The Poetic Edda and the Prose Edda
This mead consumed in Valhalla was magical since it was produced by Heidrun, the mythical goat. This mythical goat is mentioned both in the Poetic Edda and in the Prose Edda.
The Poetic Edda is a compilation of Old Norse poems. It has several versions, which all come from the manuscript called Codex Regius. The manuscript is the most important source for information on Norse mythology.
Also, it is important because it had a great influence on Scandinavian literature later in history. Many of the poems in the Poetic Edda had qualities and dramatic effects, which later on brought changes in the poetic meter in Nordic languages.
Heidrun is mentioned twice in the Poetic Edda. In one of the poems, the goat's name is used as an attempt to insult the goddess Freya - the goddess of beauty, love, and harmony. The giantess Hyndla used the name Heidrun with the aim of insulting Freya.
Another poem described Heidrun as the goat eating buds of the mythical tree and producing magical mead for the warriors in Valhalla, as part of a continuous process so that the warriors would never run out of mead.
The Prose Edda, also known as the Younger Edda, or simply Edda, is a textbook written in Iceland in the 13th century. The Prose Edda is the fullest and the most detailed source of information on Norse mythology.
This compilation, written by the scholar Snorri Sturluson around 1220 AD, mentions Heidrun in the same way as poems in the Prose Edda do – as a mythical goat producing endless amounts of mead by grazing buds from the tree called Lᴂrarðr. This mead would be collected in a huge cauldron, and Valkyries would bring the mead to the warriors who spend their days preparing for Ragnarök.

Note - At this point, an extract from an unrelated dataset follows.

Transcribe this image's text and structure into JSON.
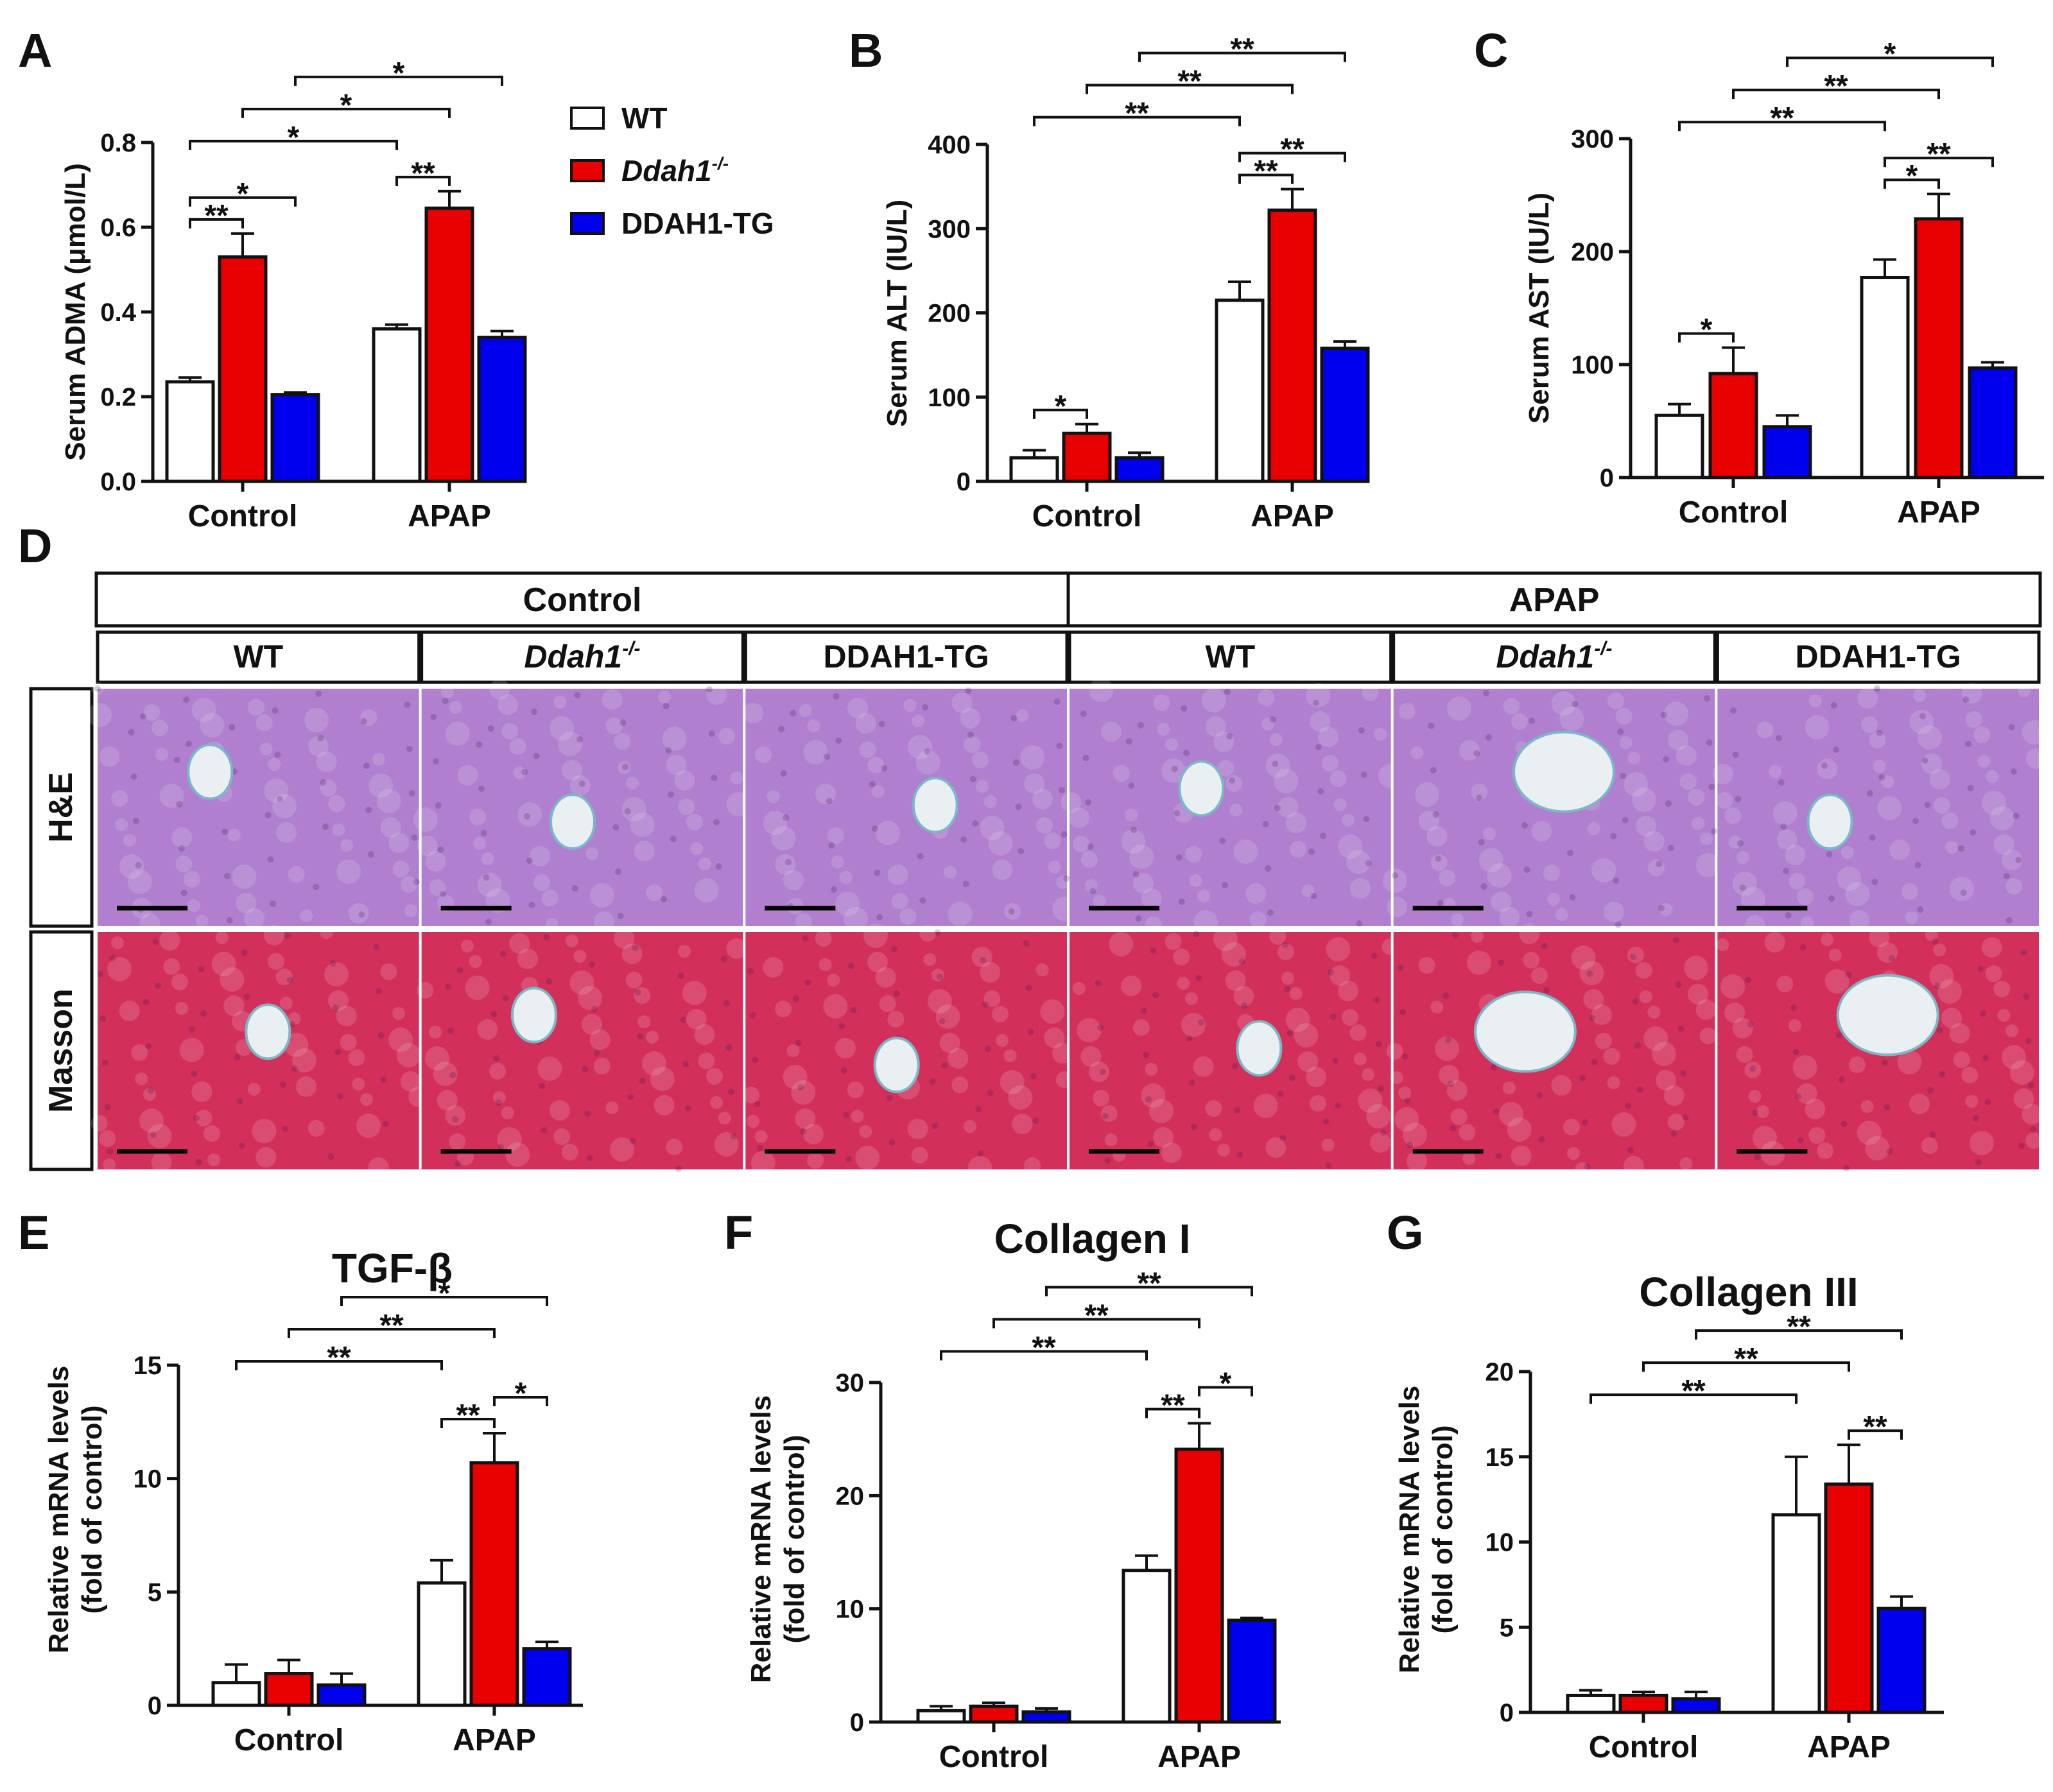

The einherjar were warriors who would come to Valhalla after dying in battle. Photo: Leah Morillon / Pexels
Heidrun and Eikthyrnir
Heidrun wasn't the only one to feed off of Lᴂrarðr. According to some sources, a mythical stag named Eikthyrnir and some other animals did the same.
As previously mentioned, Heidrun grazed on buds while Eikthyrnir ate the leaves from the crown of the tree. The stag stood on the top of the tree, which was located on the top of Valhalla.
A kind of liquid, most probably water, would drip from his horns into the well which was located in Helheim, where the dishonorable dead spent their afterlife. The drops dripping from Eikthyrnir's horns created many rivers.
According to myths, Heidrun and Eikthyrnir lived in the Lᴂrarðr tree, as mentioned in the Poetic Edda. However, some theories - on which a lot of scholars agree - state that Lᴂrarðr was actually Yggdrasil, the well-known great world tree in Norse mythology.
Honoring the animals
All the animals mentioned in this article played an important role in the lives of the Vikings. They would provide them with food – meat or milk, and oftentimes also fur and leather to produce clothing, shoes, and other necessities in their daily life.
It could be the case that the Vikings were honoring these animals by giving them such important roles in their poems, stories, and myths, as they were aware that it would be challenging, if not impossible, to survive in real life without them.